X-rated Bob wrote:
IceCreamMan wrote:
The myth of the "whole album" concept jumps to the fore...again...
unless its albums like the wall or quadrophenia etc ..albums were very rarely produced as an entity...
Well, not thematically, but that doesn't mean that consideration wasn't given to the album as an entity with the songs being sequenced for effect - though I'd think it was mid 60s before musicians started taking that idea seriously. I'd think the tilting point was round about
Rubber Soul /
Pet Sounds. Remember too that albums gave you more leeway - you had more time. Dylan could never have recorded "Desolation Row" if the only release mechanism was singles. By 1971 Yes had recorded an album where one track took up one side of an album.
history is filled with artists creating filler tracks to ensure the album got to 30 minutes or so.....so could be sold without being red faced kind of thing.
not a new concept recording one or 2 songs off an album....been happening since Edison's days ?
Sure. There's always been bands that operate in that way - a couple of singles and a whole bunch of filler. Even in the era that I'm talking about many acts, big-selling ones, worked in that way. I think though at some point the idea took hold that
serious musicians dealt in albums while pop stars dealt in singles.
What's new now is that you can pick just the songs you want from the album. Indeed I can see a future where albums won't be necessary. Which is kind of full circle. Back in '67 or so the Beatles released two of their best ever tracks -
Penny Lane and
Strawberry Fields Forever - as two sides of a single with no thought of putting them on a long player (the sort of quaint language that was used back then).
My listening preferneces are to download whole albums and then over time whittle out the fodder ..so typically be left with the nuggets only...saves time skipping and also when my ipod is on shuffle I don't have to listen to crud aalong the way.
Well, it's not a given that every album, even by "serious" musicians is free of padding. It can happen, and has happened often enough even if the songs are not linked by some overarching "concept".

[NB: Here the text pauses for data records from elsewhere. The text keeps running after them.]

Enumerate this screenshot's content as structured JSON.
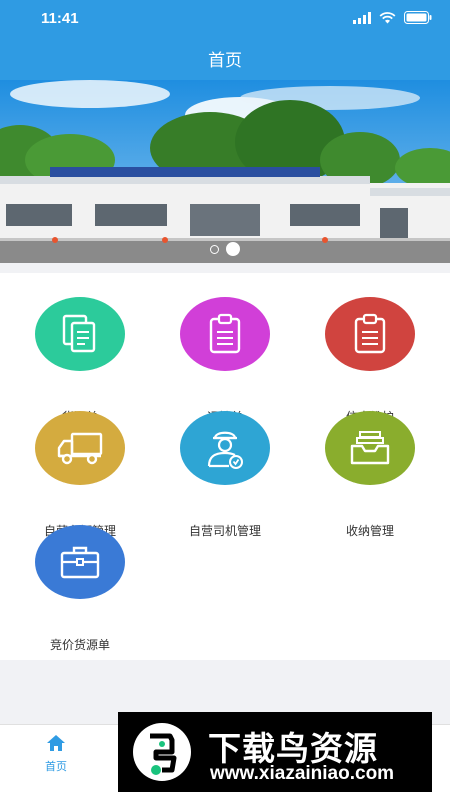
{
  "status_bar": {
    "time": "11:41"
  },
  "nav": {
    "title": "首页"
  },
  "banner": {
    "slide_count": 2,
    "active_slide": 2
  },
  "menu": {
    "items": [
      {
        "label": "货源单",
        "icon": "documents-icon",
        "color": "#2ccb9b"
      },
      {
        "label": "运输单",
        "icon": "clipboard-icon",
        "color": "#d13fd8"
      },
      {
        "label": "信息维护",
        "icon": "clipboard-icon",
        "color": "#d0443f"
      },
      {
        "label": "自营车辆管理",
        "icon": "truck-icon",
        "color": "#d4ab3f"
      },
      {
        "label": "自营司机管理",
        "icon": "driver-icon",
        "color": "#2ea5d4"
      },
      {
        "label": "收纳管理",
        "icon": "inbox-tray-icon",
        "color": "#8aad2d"
      },
      {
        "label": "竞价货源单",
        "icon": "briefcase-icon",
        "color": "#3a7ad6"
      }
    ]
  },
  "tabbar": {
    "home_label": "首页"
  },
  "watermark": {
    "title": "下载鸟资源",
    "url": "www.xiazainiao.com"
  }
}
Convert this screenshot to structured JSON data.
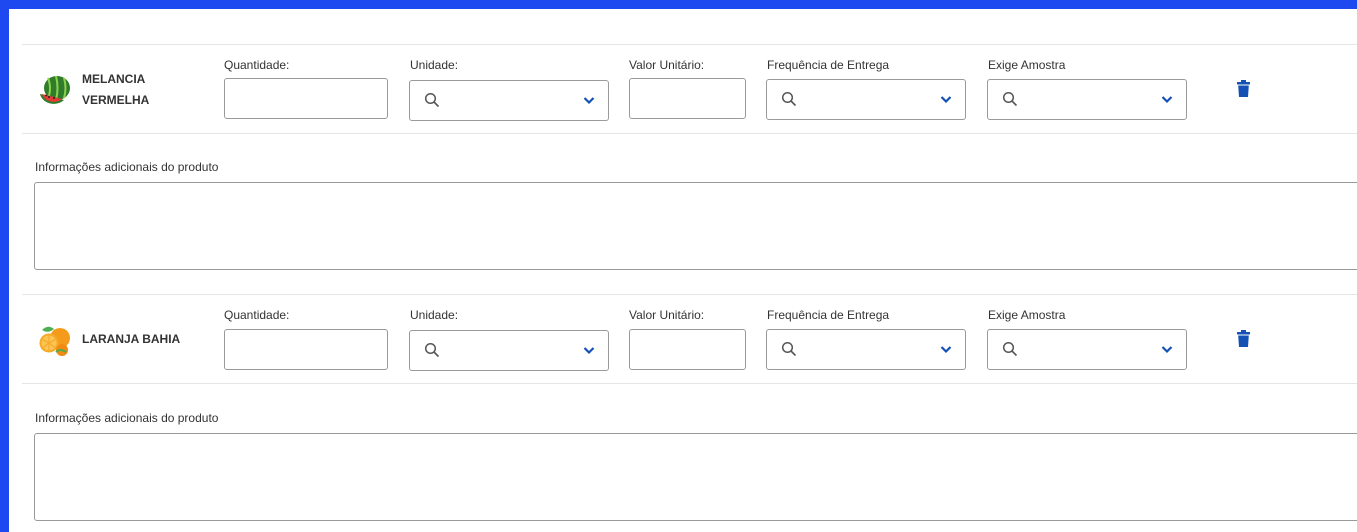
{
  "field_labels": {
    "quantidade": "Quantidade:",
    "unidade": "Unidade:",
    "valor_unitario": "Valor Unitário:",
    "frequencia": "Frequência de Entrega",
    "exige_amostra": "Exige Amostra"
  },
  "info_label": "Informações adicionais do produto",
  "products": [
    {
      "name_line1": "MELANCIA",
      "name_line2": "VERMELHA",
      "icon": "watermelon-icon",
      "quantidade_value": "",
      "valor_unitario_value": "",
      "informacoes_value": ""
    },
    {
      "name_line1": "LARANJA BAHIA",
      "name_line2": "",
      "icon": "orange-icon",
      "quantidade_value": "",
      "valor_unitario_value": "",
      "informacoes_value": ""
    }
  ],
  "icons": {
    "search": "search-icon",
    "dropdown": "chevron-down-icon",
    "delete": "trash-icon"
  },
  "colors": {
    "frame": "#1e49f0",
    "border": "#9a9a9a",
    "accent": "#1351b4",
    "divider": "#e6e6e6"
  }
}
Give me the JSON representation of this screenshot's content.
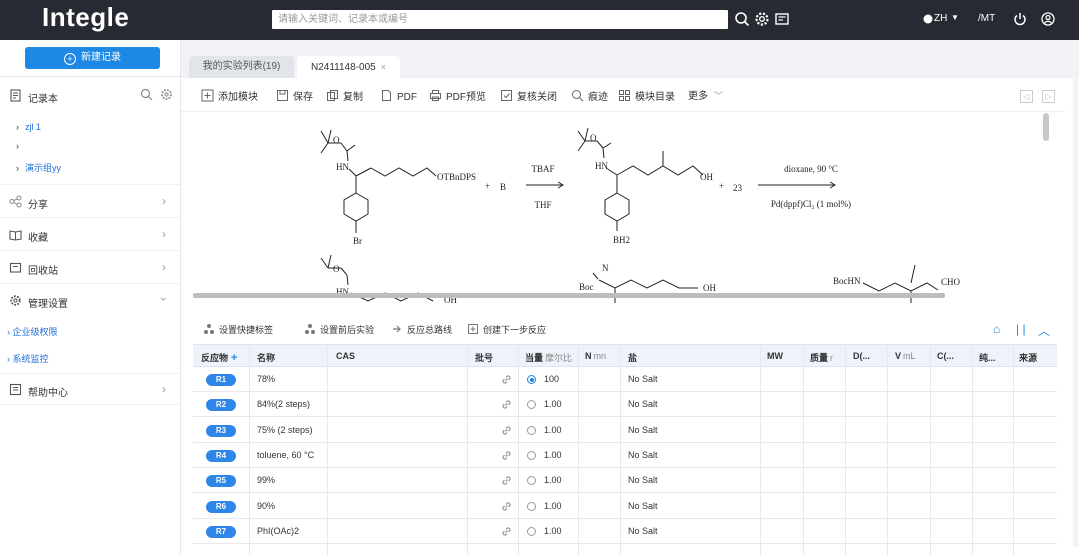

I think the CD has changed things. For a start there was a lot more space to fill up. A vinyl "long player" could give you maybe 50 minutes tops for a band, but you'd have to compromise on the mastering a bit to get that sort of length. So if you couldn't fill a more usual 40-ish minutes then what were you going to do with 70-ish on a CD? I think that's why cycles started getting longer - you had to have more good material so as to fill the medium.
But yes, there's always been the two approaches - or just plain failures to deliver in the songwriting department.
But lack of a concept, as in
Tommy or
The Wall doesn't, as Squonk rightly says, mean that the album was not considered as a whole and designed to work as a whole. See my earlier example of
Sgt Pepper's, an album where the sequencing and the way one track led into another was certainly an important consideration.
Think about
Led Zeppelin II and remember that it's a product of the vinyl age: Clearly sequenced so that side one finishes nicely with a mellow track before you have a cup of tea and flip the disc. Then they build to a false climax before ending up with a song that starts slow, quiet and a little menacing before jumping all over you again for a final knock out blow.
It is the case that you need to have an album's worth of at least decent material - something not everybody could manage.